While on Adventure Learning Grant, I visited Italy, The Netherlands, South Africa, Lesotho, Ghana and Portugal. I spent the longest amount of time in Ghana and was there for six months. Throughout my travels, I explored themes of relations to the Atlantic Ocean as a black American in Africa, worked with and rode horses, volunteered at a big cat sanctuary, and got my 200 hour yoga certification!
Colleen Ryan
Colleen is a Western student pursuing a Fairhaven concentration in Socioecology. She is most interested in human relationships with land and the interrelated histories, futures, knowledges, cultural practices, craft, art, politics and economies that spring from those relationships, as well as what it takes to make meaningful change toward better lives and futures for people and environment. She is also an artist, with a primary (but not sole) focus on textiles and a deep interest in material, craft, and the political implications of artmaking.

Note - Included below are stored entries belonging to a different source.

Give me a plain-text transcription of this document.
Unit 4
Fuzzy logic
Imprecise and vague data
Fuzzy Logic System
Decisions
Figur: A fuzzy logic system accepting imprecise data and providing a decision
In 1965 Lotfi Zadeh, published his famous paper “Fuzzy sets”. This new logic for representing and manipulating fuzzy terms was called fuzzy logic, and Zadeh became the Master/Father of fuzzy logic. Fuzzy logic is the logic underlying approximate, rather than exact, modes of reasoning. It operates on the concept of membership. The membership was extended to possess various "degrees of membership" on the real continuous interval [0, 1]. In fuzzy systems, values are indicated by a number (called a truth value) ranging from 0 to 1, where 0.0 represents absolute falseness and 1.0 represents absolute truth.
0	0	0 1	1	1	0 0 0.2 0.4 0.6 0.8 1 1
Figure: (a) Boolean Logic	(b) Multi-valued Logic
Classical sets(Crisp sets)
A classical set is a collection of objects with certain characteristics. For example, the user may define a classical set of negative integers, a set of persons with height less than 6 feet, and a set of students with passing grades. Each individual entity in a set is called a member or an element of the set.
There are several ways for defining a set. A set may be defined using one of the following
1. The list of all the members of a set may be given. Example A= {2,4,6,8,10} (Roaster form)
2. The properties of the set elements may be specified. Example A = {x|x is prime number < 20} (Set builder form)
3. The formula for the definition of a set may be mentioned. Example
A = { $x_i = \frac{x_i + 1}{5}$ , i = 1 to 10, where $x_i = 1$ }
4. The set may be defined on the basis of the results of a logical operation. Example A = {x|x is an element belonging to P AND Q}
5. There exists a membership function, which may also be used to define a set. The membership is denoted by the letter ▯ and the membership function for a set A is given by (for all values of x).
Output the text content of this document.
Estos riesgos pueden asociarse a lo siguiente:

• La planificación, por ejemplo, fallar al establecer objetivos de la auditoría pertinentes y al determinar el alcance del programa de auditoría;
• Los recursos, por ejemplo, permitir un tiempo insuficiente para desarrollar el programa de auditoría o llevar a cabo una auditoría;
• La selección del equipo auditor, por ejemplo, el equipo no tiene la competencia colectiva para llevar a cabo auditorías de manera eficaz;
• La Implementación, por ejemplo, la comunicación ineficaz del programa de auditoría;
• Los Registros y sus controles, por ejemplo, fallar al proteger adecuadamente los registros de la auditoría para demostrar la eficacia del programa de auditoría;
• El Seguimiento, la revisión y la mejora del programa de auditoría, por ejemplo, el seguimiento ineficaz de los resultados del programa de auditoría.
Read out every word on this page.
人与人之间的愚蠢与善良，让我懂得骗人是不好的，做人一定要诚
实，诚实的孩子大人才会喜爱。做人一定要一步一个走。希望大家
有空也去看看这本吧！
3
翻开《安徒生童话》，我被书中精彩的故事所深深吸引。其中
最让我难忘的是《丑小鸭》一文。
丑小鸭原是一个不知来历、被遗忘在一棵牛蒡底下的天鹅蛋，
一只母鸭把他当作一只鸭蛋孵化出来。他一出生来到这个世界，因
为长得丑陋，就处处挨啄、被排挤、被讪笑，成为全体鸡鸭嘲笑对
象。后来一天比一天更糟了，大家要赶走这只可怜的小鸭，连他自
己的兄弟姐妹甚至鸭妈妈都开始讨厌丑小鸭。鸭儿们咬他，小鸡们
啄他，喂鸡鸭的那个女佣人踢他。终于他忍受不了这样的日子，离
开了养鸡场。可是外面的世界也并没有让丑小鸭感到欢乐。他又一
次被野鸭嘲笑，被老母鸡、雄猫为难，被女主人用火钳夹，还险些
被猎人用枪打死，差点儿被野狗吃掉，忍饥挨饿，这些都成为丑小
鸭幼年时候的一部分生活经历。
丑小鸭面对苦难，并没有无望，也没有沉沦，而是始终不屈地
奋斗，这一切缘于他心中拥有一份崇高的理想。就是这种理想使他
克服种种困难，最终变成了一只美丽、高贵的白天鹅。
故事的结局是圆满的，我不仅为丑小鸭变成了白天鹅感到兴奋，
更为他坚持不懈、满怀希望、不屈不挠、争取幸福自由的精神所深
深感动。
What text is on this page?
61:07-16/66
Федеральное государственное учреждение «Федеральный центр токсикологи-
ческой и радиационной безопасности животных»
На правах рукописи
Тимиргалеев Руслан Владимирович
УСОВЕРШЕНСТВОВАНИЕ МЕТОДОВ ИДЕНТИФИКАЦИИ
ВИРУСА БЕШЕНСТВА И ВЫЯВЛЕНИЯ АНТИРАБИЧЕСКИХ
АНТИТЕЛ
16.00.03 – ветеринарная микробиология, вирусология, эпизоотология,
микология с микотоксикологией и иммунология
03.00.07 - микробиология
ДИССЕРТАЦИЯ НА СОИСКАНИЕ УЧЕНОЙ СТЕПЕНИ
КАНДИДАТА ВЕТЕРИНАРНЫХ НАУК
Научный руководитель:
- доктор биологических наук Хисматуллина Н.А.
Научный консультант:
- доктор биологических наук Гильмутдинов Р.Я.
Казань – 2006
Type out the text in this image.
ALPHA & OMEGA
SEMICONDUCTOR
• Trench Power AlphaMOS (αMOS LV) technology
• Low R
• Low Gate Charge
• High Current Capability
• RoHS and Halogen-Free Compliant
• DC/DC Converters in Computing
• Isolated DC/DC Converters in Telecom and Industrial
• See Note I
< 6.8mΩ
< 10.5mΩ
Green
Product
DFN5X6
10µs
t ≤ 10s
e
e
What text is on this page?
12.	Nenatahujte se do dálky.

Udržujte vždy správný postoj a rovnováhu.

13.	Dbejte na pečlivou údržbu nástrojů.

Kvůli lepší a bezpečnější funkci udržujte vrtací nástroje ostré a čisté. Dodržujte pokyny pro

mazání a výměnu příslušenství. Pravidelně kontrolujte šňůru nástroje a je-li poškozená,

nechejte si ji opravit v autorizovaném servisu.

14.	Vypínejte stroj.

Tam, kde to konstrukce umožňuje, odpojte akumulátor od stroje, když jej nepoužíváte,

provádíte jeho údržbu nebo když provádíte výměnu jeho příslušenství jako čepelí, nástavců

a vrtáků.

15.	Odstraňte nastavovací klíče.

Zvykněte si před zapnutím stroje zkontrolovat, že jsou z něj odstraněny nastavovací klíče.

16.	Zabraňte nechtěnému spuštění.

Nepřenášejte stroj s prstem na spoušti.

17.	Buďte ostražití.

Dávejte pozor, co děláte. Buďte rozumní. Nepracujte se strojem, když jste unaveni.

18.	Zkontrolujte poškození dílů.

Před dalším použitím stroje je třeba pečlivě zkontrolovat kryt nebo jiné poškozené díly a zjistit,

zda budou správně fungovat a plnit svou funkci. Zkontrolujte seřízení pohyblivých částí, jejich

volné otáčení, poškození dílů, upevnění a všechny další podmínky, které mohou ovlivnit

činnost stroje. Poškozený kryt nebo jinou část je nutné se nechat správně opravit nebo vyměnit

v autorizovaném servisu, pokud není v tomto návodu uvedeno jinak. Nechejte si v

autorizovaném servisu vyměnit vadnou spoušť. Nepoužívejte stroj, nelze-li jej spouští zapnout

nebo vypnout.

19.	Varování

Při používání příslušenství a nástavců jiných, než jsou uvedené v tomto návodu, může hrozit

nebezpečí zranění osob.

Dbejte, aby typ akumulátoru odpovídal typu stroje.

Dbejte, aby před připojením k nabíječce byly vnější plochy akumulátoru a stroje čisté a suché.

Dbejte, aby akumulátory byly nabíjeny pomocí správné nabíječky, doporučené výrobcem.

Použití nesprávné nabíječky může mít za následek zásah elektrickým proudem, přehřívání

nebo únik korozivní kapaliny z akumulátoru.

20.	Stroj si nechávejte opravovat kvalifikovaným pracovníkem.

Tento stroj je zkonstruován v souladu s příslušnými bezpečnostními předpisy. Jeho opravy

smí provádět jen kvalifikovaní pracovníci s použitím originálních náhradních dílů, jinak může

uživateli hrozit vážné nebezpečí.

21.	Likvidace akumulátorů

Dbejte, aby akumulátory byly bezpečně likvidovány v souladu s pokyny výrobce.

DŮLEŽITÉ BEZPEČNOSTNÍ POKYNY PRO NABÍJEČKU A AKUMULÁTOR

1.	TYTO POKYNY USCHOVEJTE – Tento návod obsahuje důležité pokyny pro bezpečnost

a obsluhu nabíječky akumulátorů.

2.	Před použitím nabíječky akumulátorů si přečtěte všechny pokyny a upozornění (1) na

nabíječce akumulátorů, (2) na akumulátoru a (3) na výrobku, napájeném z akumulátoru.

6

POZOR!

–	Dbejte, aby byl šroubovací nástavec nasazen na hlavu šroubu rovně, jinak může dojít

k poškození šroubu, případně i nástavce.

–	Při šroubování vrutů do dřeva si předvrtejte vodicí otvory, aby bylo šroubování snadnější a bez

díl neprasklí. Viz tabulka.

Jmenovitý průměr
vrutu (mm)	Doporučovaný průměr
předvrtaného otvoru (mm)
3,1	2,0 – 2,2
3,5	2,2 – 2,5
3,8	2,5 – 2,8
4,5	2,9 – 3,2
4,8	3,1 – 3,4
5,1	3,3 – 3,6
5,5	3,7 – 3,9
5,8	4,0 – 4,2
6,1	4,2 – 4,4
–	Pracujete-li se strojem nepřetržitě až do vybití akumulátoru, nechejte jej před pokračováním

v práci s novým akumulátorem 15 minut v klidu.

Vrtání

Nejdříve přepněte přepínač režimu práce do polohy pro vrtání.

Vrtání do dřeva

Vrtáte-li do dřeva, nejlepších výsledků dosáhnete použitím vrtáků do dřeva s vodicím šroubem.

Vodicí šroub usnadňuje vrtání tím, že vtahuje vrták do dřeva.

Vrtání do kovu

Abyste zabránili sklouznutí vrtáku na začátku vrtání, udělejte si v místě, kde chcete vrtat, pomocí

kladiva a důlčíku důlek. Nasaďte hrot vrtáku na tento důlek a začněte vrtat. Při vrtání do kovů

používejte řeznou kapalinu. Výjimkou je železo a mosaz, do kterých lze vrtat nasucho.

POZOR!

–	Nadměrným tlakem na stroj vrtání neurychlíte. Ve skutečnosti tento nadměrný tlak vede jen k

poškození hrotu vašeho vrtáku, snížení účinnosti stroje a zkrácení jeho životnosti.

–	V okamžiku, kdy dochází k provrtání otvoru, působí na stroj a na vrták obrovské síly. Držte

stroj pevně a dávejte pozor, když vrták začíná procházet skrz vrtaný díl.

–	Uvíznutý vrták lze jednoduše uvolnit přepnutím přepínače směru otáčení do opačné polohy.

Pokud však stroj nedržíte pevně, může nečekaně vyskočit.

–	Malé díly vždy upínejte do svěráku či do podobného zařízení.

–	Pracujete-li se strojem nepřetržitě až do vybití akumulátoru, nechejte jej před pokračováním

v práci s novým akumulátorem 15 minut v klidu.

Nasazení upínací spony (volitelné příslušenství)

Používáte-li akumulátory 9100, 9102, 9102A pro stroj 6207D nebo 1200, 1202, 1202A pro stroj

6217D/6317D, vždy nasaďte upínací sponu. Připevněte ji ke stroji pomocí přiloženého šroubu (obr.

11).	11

Over the 2025 - 2026 school year, Colleen traveled to Japan and Mexico on the Adventure Learning Grant, with a project focused on art and craft, especially weaving traditions, as a window into human relationships with place and cultural histories. She worked with artisans and artists to learn about both physical making processes as well as the worlds of knowledge about land, plants, material, culture, and lifeways that are inextricable from the making process.